Patient Stories
Humor and lots of emotional support from her team of caregivers, family, friends, and co-workers — and from a group of other young breast cancer survivors — helped Lela McKenna go through a very aggressive treatment plan to improve her odds of cancer survival.
Lela was diagnosed with breast cancer just five days before her first wedding anniversary. She was 33. “It was just about the last thing I wanted to hear,” she says.
“All I could think of was ‘What’s going to happen to my marriage?’”
Then, just as she was thinking there wouldn’t be an anniversary celebration, her co-workers arranged a “nice little getaway” for the couple. “I think it has been that kind of support, throughout the past two years, that has helped us get through this,” she says, recounting numerous instances when people have reached out.
In turn, says Lela, “My biggest thing right now is being there for someone else, even if it’s just to say ‘Drink mint tea — it will settle your stomach.’”
Her husband shares her attitude. He recently arranged for charitable donations to go from his vending route to the Susan G. Komen Foundation, Maryland.
It was 2003 when Lela found a lump and her gynecologist sent her for a mammogram. “When the radiologist recommended a biopsy,” says Lela. “I ran out and called Dr. Kristen Fernandez [breast surgeon]. When the biopsy came back positive, I made the decision, with my husband, to remove the whole breast.”

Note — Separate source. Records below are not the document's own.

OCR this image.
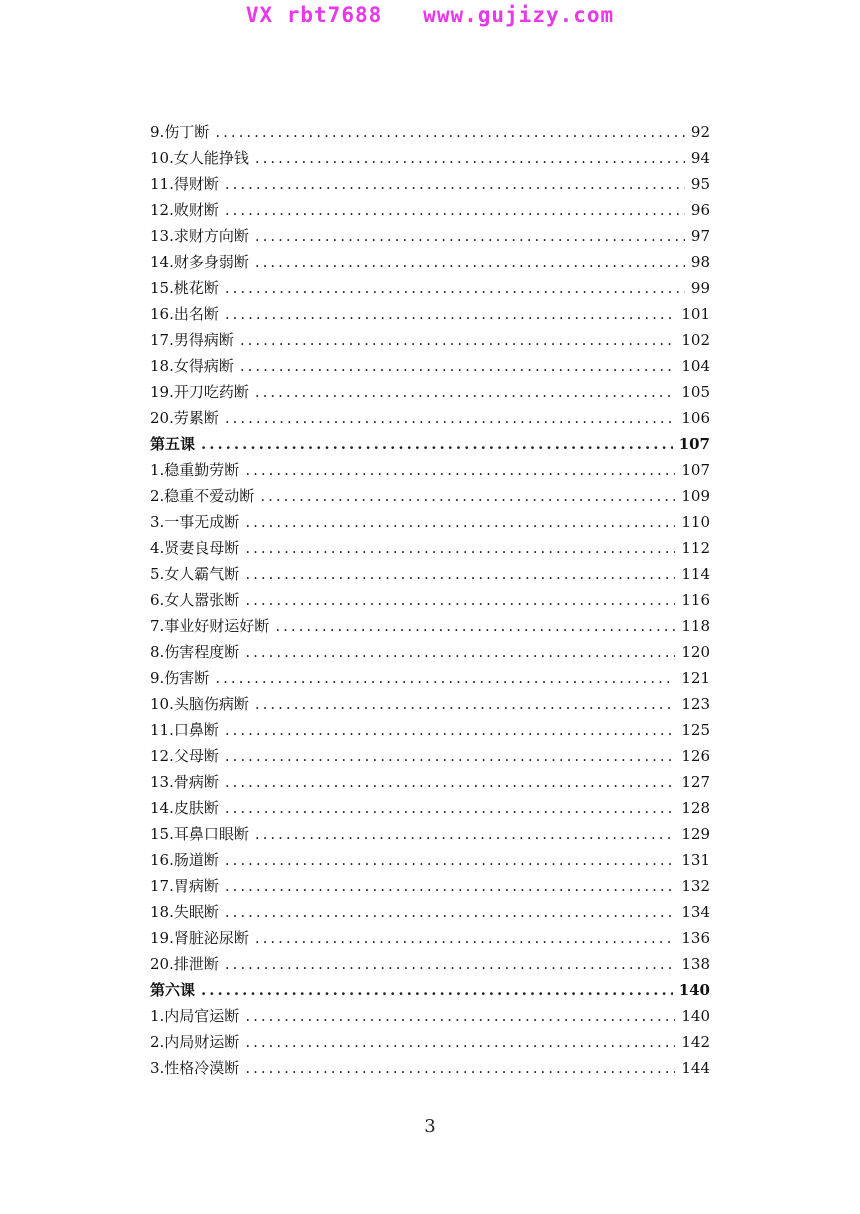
VX rbt7688   www.gujizy.com
9.伤丁断 .....	92
10.女人能挣钱 .....	94
11.得财断 .....	95
12.败财断 .....	96
13.求财方向断 .....	97
14.财多身弱断 .....	98
15.桃花断 .....	99
16.出名断 .....	101
17.男得病断 .....	102
18.女得病断 .....	104
19.开刀吃药断 .....	105
20.劳累断 .....	106
第五课 .....	107
1.稳重勤劳断 .....	107
2.稳重不爱动断 .....	109
3.一事无成断 .....	110
4.贤妻良母断 .....	112
5.女人霸气断 .....	114
6.女人嚣张断 .....	116
7.事业好财运好断 .....	118
8.伤害程度断 .....	120
9.伤害断 .....	121
10.头脑伤病断 .....	123
11.口鼻断 .....	125
12.父母断 .....	126
13.骨病断 .....	127
14.皮肤断 .....	128
15.耳鼻口眼断 .....	129
16.肠道断 .....	131
17.胃病断 .....	132
18.失眠断 .....	134
19.肾脏泌尿断 .....	136
20.排泄断 .....	138
第六课 .....	140
1.内局官运断 .....	140
2.内局财运断 .....	142
3.性格冷漠断 .....	144
3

Lumpectomy wasn’t an option in her case. In fact, diagnosed with a very aggressive cancer, she decided on a double mastectomy with immediate breast reconstruction. Chemotherapy, radiation therapy, and a 52-week clinical trial followed. “I was determined to be a survivor,” she says.
Treatment kept her coming to the Bel Air Oncology Center. “From that first day everyone made me feel good — so supported,” she says. “Donna [Tenly, R.N., O.C.N., patient care manager] sat me down, took my hand, and explained how everything was going to work out…and if you didn’t have a smile on your face coming in for your treatments, Sandy [Woodring, R.N., O.C.N.] would put one there. Bernadette [Trujuillo, R.N., O.C.N.] helped me get on the clinical trial and followed me through my whole journey.”
Through BCAUSE (Breast Cancer And U Support and Encouragement), Lela also became friends with 10 other breast cancer survivors under the age of 40. “We get together, not so much to cry, as to hang out and laugh. The support you can get from another woman who has gone through this same thing is amazing. I was very lucky to have all the support I’ve had. Not everyone has that. That’s a reason I’d like to bring attention to the Bel Air clinic and the Cancer Institute. They are supportive of everyone that comes through their doors, and that means a lot.”